What I need help with is creating the 4th Ranger Division, so that I have a well fleshed out organization for the players. 4th Division is distinguished from other Ranger infantry units by the fact that they specialize in aquatic, coastal, and island based operations. This means that their education on the monsters of the world focuses on threats that come from the water, all members are trained divers, and they have the training to do water insertions where that poses an advantage. They can also clear out ships that are infested with something nasty, navigate on the ocean or through an island jungle or mountain, operate in a coastal mountain range, and so on. They don't just know about the ocean, they also know about lake and river based threats. If they aren't busy killing something that came out of the water or handling missions where a water insertion is necessary (something 4th Division is quite good at), they take on "standard" missions, though they almost never operate very far from the coast or islands if they aren't dealing with a lake or river borne threat.

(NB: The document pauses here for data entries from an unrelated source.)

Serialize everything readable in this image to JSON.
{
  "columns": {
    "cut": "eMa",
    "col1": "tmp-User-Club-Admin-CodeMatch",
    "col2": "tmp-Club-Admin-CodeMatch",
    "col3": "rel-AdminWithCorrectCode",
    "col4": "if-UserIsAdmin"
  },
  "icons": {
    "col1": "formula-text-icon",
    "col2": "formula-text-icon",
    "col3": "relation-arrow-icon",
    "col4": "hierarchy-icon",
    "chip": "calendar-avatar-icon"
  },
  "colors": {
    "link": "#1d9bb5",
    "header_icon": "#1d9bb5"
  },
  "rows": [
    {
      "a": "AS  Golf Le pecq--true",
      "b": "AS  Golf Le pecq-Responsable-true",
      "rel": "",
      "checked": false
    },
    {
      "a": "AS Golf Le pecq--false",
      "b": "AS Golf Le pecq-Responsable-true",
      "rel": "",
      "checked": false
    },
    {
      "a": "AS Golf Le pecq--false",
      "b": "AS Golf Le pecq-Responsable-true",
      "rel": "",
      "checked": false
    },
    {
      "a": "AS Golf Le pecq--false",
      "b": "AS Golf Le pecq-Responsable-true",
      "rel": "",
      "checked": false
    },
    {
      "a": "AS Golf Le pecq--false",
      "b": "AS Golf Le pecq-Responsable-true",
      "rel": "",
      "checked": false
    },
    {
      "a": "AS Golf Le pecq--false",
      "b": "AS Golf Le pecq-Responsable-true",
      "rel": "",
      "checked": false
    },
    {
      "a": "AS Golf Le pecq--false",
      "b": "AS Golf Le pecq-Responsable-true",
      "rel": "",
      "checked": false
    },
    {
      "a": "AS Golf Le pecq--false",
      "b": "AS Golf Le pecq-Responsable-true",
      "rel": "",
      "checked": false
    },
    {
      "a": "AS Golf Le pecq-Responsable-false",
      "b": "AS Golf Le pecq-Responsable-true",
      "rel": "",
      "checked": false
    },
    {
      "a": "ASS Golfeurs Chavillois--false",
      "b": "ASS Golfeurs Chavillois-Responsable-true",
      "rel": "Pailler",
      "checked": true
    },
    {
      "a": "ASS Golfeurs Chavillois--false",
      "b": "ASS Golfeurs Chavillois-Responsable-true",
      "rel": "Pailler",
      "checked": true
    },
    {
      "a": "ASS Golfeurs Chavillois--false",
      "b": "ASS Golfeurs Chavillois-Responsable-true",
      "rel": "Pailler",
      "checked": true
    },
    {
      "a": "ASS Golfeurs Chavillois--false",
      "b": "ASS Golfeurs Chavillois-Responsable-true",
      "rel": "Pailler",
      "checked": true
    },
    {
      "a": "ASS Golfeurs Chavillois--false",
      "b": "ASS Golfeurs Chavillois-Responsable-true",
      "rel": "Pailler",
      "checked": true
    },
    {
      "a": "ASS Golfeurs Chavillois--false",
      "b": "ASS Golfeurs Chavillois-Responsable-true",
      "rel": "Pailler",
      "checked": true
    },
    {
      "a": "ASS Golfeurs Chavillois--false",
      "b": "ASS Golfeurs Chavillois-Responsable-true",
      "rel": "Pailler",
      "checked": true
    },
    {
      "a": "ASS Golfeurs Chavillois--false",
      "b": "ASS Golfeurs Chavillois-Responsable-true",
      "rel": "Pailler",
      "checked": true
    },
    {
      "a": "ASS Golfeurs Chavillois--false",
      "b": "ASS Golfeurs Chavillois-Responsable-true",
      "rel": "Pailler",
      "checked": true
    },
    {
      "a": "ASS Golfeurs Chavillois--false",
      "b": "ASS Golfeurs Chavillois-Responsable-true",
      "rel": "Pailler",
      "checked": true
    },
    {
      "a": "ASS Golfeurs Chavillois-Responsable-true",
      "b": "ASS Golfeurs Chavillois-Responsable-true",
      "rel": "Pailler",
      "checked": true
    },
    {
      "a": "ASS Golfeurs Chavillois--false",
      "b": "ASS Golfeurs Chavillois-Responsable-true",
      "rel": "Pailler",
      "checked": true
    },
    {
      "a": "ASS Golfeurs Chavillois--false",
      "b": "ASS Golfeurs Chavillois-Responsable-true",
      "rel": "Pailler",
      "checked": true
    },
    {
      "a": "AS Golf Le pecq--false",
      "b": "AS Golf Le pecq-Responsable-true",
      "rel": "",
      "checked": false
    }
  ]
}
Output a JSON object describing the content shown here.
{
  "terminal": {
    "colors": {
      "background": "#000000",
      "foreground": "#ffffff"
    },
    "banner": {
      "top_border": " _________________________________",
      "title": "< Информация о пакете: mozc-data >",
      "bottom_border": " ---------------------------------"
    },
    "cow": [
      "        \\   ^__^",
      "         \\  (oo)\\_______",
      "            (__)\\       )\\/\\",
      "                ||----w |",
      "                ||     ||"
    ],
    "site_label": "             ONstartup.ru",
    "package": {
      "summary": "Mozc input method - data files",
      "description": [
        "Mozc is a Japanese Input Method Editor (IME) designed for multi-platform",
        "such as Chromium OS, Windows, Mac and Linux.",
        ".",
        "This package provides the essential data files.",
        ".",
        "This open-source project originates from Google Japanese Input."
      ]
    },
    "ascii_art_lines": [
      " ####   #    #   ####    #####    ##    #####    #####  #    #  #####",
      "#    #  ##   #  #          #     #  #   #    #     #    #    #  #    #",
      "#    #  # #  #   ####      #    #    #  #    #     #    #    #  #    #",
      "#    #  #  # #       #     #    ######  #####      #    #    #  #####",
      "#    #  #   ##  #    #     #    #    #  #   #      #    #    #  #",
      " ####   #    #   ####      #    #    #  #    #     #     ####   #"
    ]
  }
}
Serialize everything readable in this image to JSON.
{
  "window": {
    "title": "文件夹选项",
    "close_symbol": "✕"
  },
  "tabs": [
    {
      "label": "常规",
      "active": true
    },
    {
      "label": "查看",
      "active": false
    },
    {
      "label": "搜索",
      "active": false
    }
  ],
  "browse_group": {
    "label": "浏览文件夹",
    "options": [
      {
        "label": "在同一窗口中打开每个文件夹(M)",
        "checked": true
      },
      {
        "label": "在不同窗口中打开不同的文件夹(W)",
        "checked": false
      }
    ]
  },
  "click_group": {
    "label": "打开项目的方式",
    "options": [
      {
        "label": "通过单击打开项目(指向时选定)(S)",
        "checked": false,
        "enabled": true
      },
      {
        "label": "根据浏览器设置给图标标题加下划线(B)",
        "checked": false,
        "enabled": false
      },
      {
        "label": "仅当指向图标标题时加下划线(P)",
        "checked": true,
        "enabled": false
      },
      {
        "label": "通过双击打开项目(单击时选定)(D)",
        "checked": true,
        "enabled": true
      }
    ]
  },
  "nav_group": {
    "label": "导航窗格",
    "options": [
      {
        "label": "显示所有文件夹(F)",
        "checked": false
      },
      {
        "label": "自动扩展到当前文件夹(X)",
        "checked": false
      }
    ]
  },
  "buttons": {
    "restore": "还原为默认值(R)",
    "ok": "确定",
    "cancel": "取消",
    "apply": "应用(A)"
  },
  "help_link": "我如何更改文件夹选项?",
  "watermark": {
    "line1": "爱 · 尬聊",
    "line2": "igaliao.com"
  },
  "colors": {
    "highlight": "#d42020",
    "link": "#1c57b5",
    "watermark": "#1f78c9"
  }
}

So, those are the basics on 4th Division, but is it enough? I need some details on squad organization (how many people to a squad, who is in the boss, who is that persons’ boss, and so on), a nickname (I originally had "Shark Hearts", but I don't like it), and more details about training. We’ve established that they know how to do aquatic things, but aside from being trained divers, what does that mean? What other tasks need they be proficient in? What other details would players need to know? Can you ask me questions to make me think about this stuff more? Give me ideas?